If the water cut would occur, Mack said it wasn't cause for panic: “It’s almost a little too early to say the sky is falling.”

Nevada would receive 287,000 acre-feet of water, still well above its current usage amount, he said. Plus, Nevada banks its unused water in Arizona, California and a groundwater aquifer here.

The real concern occurs when Lake Mead’s water level falls to 1,025 feet — the point at which the region would face a water cut totaling 20,000 acre-feet.

Even so, Mack touted the region’s success reducing water usage despite the population boom through programs such as giving customers rebates for installing water-smart landscaping. The Southern Nevada Water Authority also has partnered with several other water agencies — Denver Water, the Metropolitan Water District of Southern California and the Central Arizona Project — to work on conservation projects involving agriculture, water reuse and lining of canals, he said.

“The water agencies that are sharing in the Colorado River are taking some very progressive steps to ensure the health of the water system,” he said.

Water authorities also are closely watching the Mother Nature factor — snowmelt in the Rocky Mountains, which provides water to the Colorado River, and the regional effects of El Niño brewing in the Pacific Ocean.

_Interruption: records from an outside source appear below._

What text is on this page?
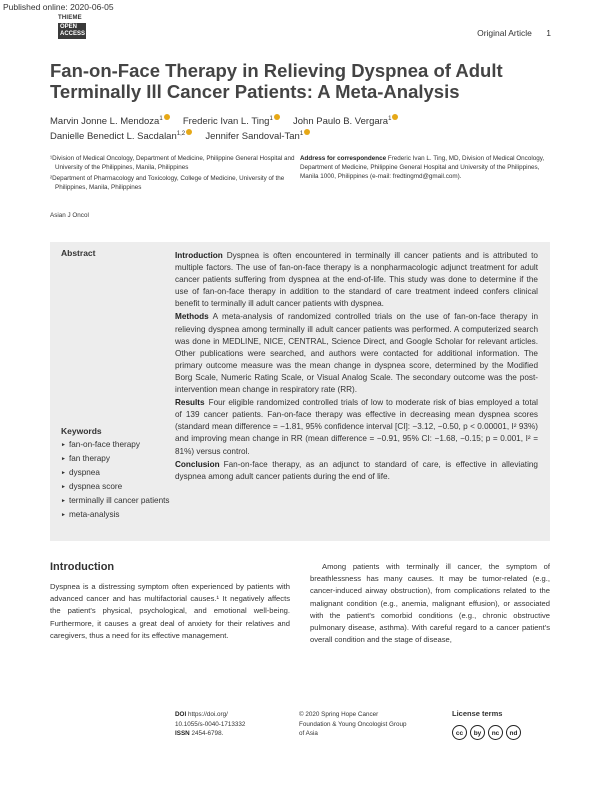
Published online: 2020-06-05
THIEME
OPEN
ACCESS	Original Article 1
Fan-on-Face Therapy in Relieving Dyspnea of Adult Terminally Ill Cancer Patients: A Meta-Analysis
Marvin Jonne L. Mendoza$^1$ Frederic Ivan L. Ting$^1$ John Paulo B. Vergara$^1$
Danielle Benedict L. Sacdalan$^{1,2}$ Jennifer Sandoval-Tan$^1$

¹Division of Medical Oncology, Department of Medicine, Philippine General Hospital and University of the Philippines, Manila, Philippines

²Department of Pharmacology and Toxicology, College of Medicine, University of the Philippines, Manila, Philippines

Address for correspondence Frederic Ivan L. Ting, MD, Division of Medical Oncology, Department of Medicine, Philippine General Hospital and University of the Philippines, Manila 1000, Philippines (e-mail: fredtingmd@gmail.com).
Asian J Oncol
Abstract	Introduction Dyspnea is often encountered in terminally ill cancer patients and is attributed to multiple factors. The use of fan-on-face therapy is a nonpharmacologic adjunct treatment for adult cancer patients suffering from dyspnea at the end-of-life. This study was done to determine if the use of fan-on-face therapy in addition to the standard of care treatment indeed confers clinical benefit to terminally ill adult cancer patients with dyspnea.

Methods A meta-analysis of randomized controlled trials on the use of fan-on-face therapy in relieving dyspnea among terminally ill adult cancer patients was performed. A computerized search was done in MEDLINE, NICE, CENTRAL, Science Direct, and Google Scholar for relevant articles. Other publications were searched, and authors were contacted for additional information. The primary outcome measure was the mean change in dyspnea score, determined by the Modified Borg Scale, Numeric Rating Scale, or Visual Analog Scale. The secondary outcome was the post-intervention mean change in respiratory rate (RR).

Results Four eligible randomized controlled trials of low to moderate risk of bias employed a total of 139 cancer patients. Fan-on-face therapy was effective in decreasing mean dyspnea scores (standard mean difference = −1.81, 95% confidence interval [CI]: −3.12, −0.50, p < 0.00001, I² 93%) and improving mean change in RR (mean difference = −0.91, 95% CI: −1.68, −0.15; p = 0.001, I² = 81%) versus control.

Conclusion Fan-on-face therapy, as an adjunct to standard of care, is effective in alleviating dyspnea among adult cancer patients during the end of life.

Keywords
► fan-on-face therapy
► fan therapy
► dyspnea
► dyspnea score
► terminally ill cancer patients
► meta-analysis
Introduction
Dyspnea is a distressing symptom often experienced by patients with advanced cancer and has multifactorial causes.¹ It negatively affects the patient's physical, psychological, and emotional well-being. Furthermore, it causes a great deal of anxiety for their relatives and caregivers, thus a need for its effective management.
Among patients with terminally ill cancer, the symptom of breathlessness has many causes. It may be tumor-related (e.g., cancer-induced airway obstruction), from complications related to the malignant condition (e.g., anemia, malignant effusion), or associated with the patient's comorbid conditions (e.g., chronic obstructive pulmonary disease, asthma). With careful regard to a cancer patient's overall condition and the stage of disease,
DOI https://doi.org/
10.1055/s-0040-1713332
ISSN 2454-6798.
© 2020 Spring Hope Cancer Foundation & Young Oncologist Group of Asia
License terms
cc	by	nc	nd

Snowmelt runoff for Lake Powell, the other large reservoir along the Colorado River, is projected to be 89 percent of average, according to the National Weather Service’s Colorado River Basin Forecast Center.

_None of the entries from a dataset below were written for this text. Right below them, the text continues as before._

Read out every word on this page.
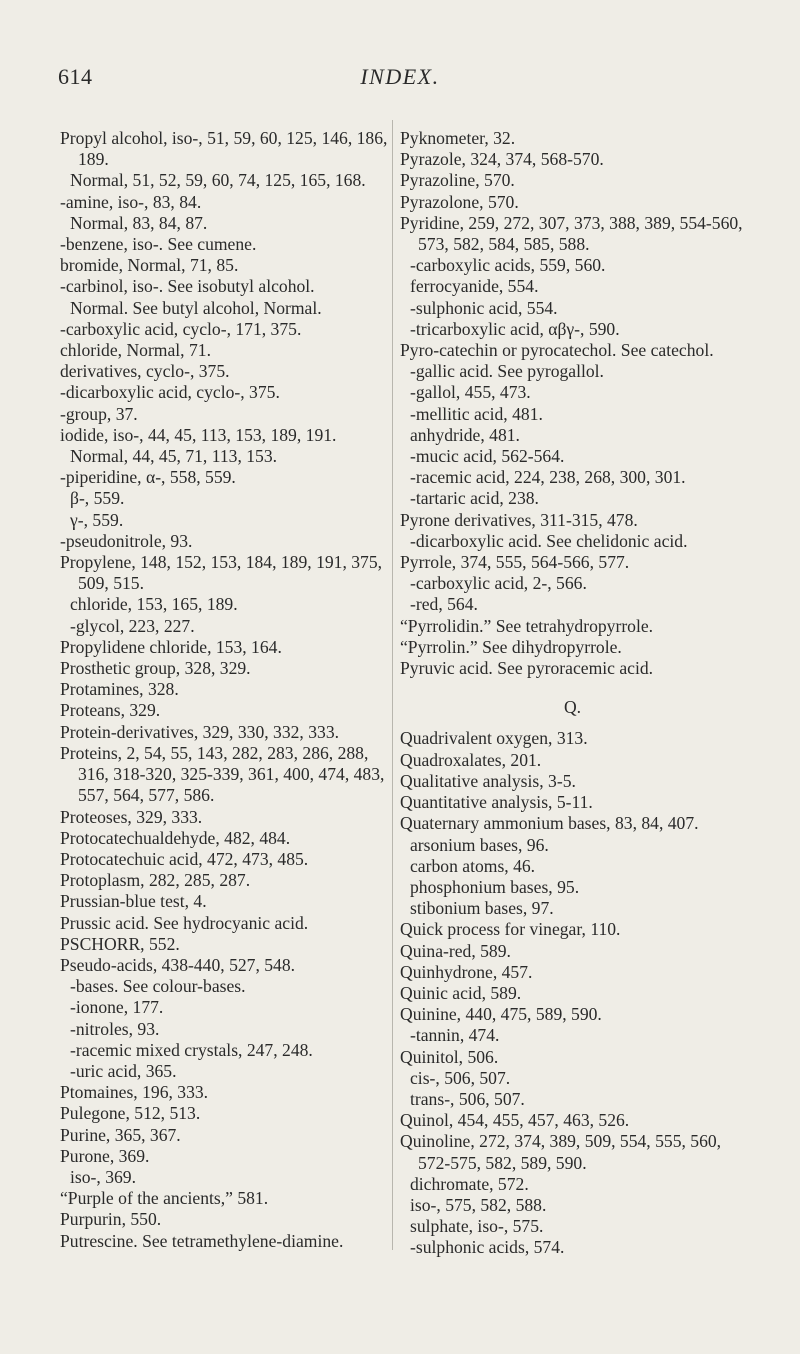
614	INDEX.

Propyl alcohol, iso-, 51, 59, 60, 125, 146, 186, 189.

Normal, 51, 52, 59, 60, 74, 125, 165, 168.

-amine, iso-, 83, 84.

Normal, 83, 84, 87.

-benzene, iso-. See cumene.

bromide, Normal, 71, 85.

-carbinol, iso-. See isobutyl alcohol.

Normal. See butyl alcohol, Normal.

-carboxylic acid, cyclo-, 171, 375.

chloride, Normal, 71.

derivatives, cyclo-, 375.

-dicarboxylic acid, cyclo-, 375.

-group, 37.

iodide, iso-, 44, 45, 113, 153, 189, 191.

Normal, 44, 45, 71, 113, 153.

-piperidine, α-, 558, 559.

β-, 559.

γ-, 559.

-pseudonitrole, 93.

Propylene, 148, 152, 153, 184, 189, 191, 375, 509, 515.

chloride, 153, 165, 189.

-glycol, 223, 227.

Propylidene chloride, 153, 164.

Prosthetic group, 328, 329.

Protamines, 328.

Proteans, 329.

Protein-derivatives, 329, 330, 332, 333.

Proteins, 2, 54, 55, 143, 282, 283, 286, 288, 316, 318-320, 325-339, 361, 400, 474, 483, 557, 564, 577, 586.

Proteoses, 329, 333.

Protocatechualdehyde, 482, 484.

Protocatechuic acid, 472, 473, 485.

Protoplasm, 282, 285, 287.

Prussian-blue test, 4.

Prussic acid. See hydrocyanic acid.

PSCHORR, 552.

Pseudo-acids, 438-440, 527, 548.

-bases. See colour-bases.

-ionone, 177.

-nitroles, 93.

-racemic mixed crystals, 247, 248.

-uric acid, 365.

Ptomaines, 196, 333.

Pulegone, 512, 513.

Purine, 365, 367.

Purone, 369.

iso-, 369.

“Purple of the ancients,” 581.

Purpurin, 550.

Putrescine. See tetramethylene-diamine.

Pyknometer, 32.

Pyrazole, 324, 374, 568-570.

Pyrazoline, 570.

Pyrazolone, 570.

Pyridine, 259, 272, 307, 373, 388, 389, 554-560, 573, 582, 584, 585, 588.

-carboxylic acids, 559, 560.

ferrocyanide, 554.

-sulphonic acid, 554.

-tricarboxylic acid, αβγ-, 590.

Pyro-catechin or pyrocatechol. See catechol.

-gallic acid. See pyrogallol.

-gallol, 455, 473.

-mellitic acid, 481.

anhydride, 481.

-mucic acid, 562-564.

-racemic acid, 224, 238, 268, 300, 301.

-tartaric acid, 238.

Pyrone derivatives, 311-315, 478.

-dicarboxylic acid. See chelidonic acid.

Pyrrole, 374, 555, 564-566, 577.

-carboxylic acid, 2-, 566.

-red, 564.

“Pyrrolidin.” See tetrahydropyrrole.

“Pyrrolin.” See dihydropyrrole.

Pyruvic acid. See pyroracemic acid.

Q.

Quadrivalent oxygen, 313.

Quadroxalates, 201.

Qualitative analysis, 3-5.

Quantitative analysis, 5-11.

Quaternary ammonium bases, 83, 84, 407.

arsonium bases, 96.

carbon atoms, 46.

phosphonium bases, 95.

stibonium bases, 97.

Quick process for vinegar, 110.

Quina-red, 589.

Quinhydrone, 457.

Quinic acid, 589.

Quinine, 440, 475, 589, 590.

-tannin, 474.

Quinitol, 506.

cis-, 506, 507.

trans-, 506, 507.

Quinol, 454, 455, 457, 463, 526.

Quinoline, 272, 374, 389, 509, 554, 555, 560, 572-575, 582, 589, 590.

dichromate, 572.

iso-, 575, 582, 588.

sulphate, iso-, 575.

-sulphonic acids, 574.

El Niño-related storms tend to benefit Southern Nevada by recharging aquifers and filling lakes and streams, but water authorities said the full impact was too early to tell.

“Even a really great year wouldn’t undo the 16 years of drought,” said Rose Davis, spokeswoman for the Bureau of Reclamation’s Lower Colorado Region. “We just have to continue forward like it’s not going to get better.”

• • •

Las Vegas Water Summit

9 a.m. to 4 p.m. Wednesday

Stan Fulton Building, UNLV

Presented by Jewish National Fund

• Keynote speaker: Seth M. Siegel, author of "Let There Be Water: Israel's Solution for a Water-Starved World"

• Speakers: Russell Robinson, CEO, Jewish National Fund; Steve Hill, executive director, Nevada Governor's Office of Economic Development; Yaki Lopez, consul for political affairs, Consulate General of Israel in Los Angeles

• Host: Shelley Berkley, CEO and senior provost, Touro University

• Moderators: Pat Mulroy, senior fellow for climate adaptation and environmental policy, Brookings Institution/Boyd Law School, and Nathan Allen, executive director, Nevada’s Water Center of Excellence

• Panelists: David L. Johnson, deputy general manager, engineering/operations, LVVWD/SNWA; Jason Wuliger, co-founder and vice president of SplashLink.com; Steve Parrish, P.E., general manager/chief engineer, Clark County Regional Flood Control District; Cindy Ortega, senior vice president and chief sustainability officer, MGM Resorts International.